Scholz werde schwere Waffen nach Kiew „bringen“, spekuliert man in Deutschland. Auch Macron wird gehen

„Ich möchte mich nicht zu der Gruppe von Leuten gesellen, die nur kurz für ein Foto kommen“, antwortete Scholz Mitte Mai in einem Interview mit dem RTL-Fernsehen auf die Frage, wann er in die Ukraine reisen werde. Er sagte, er beabsichtige, nach Kiew zu reisen, wohin ihn Präsident Wolodymyr Selenskyj eingeladen habe, wenn es möglich sein werde, spezifische Themen zu erörtern.

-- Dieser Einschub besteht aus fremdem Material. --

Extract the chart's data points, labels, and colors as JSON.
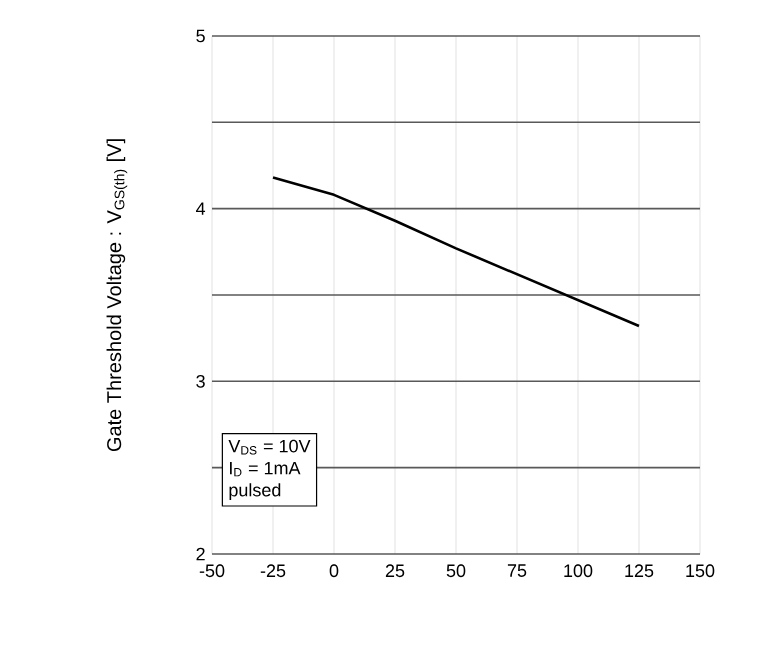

Nach Informationen der deutschen Sonntagsbild am Sonntag rückt der Besuchstermin näher, die italienische Zeitung La Stampa nennt als Datum Donnerstag, den 16. Juni, obwohl sich die Behörden aus Sicherheitsgründen nicht zu der Angelegenheit geäußert haben. Nach Angaben der Frankfurter Allgemeinen Zeitung (FAZ) könnte die Reise nach Kiew bedeuten, dass die Lieferung versprochener schwerer Waffen aus Deutschland in die Ukraine unmittelbar bevorsteht.

Berlin versprach der Ukraine unter anderem das Flugabwehrsystem IRIS-T, sieben Panzerhaubitzen PzH 2000, auf denen ukrainische Kanoniere in Deutschland ausgebildet werden, oder Gepard-Flugabwehr-Selbstfahrsysteme. Auch der Botschafter der Ukraine in Deutschland, Andriy Melnyk, hat wiederholt Marder-Schützenpanzer und Leopard-1-Panzer angefordert.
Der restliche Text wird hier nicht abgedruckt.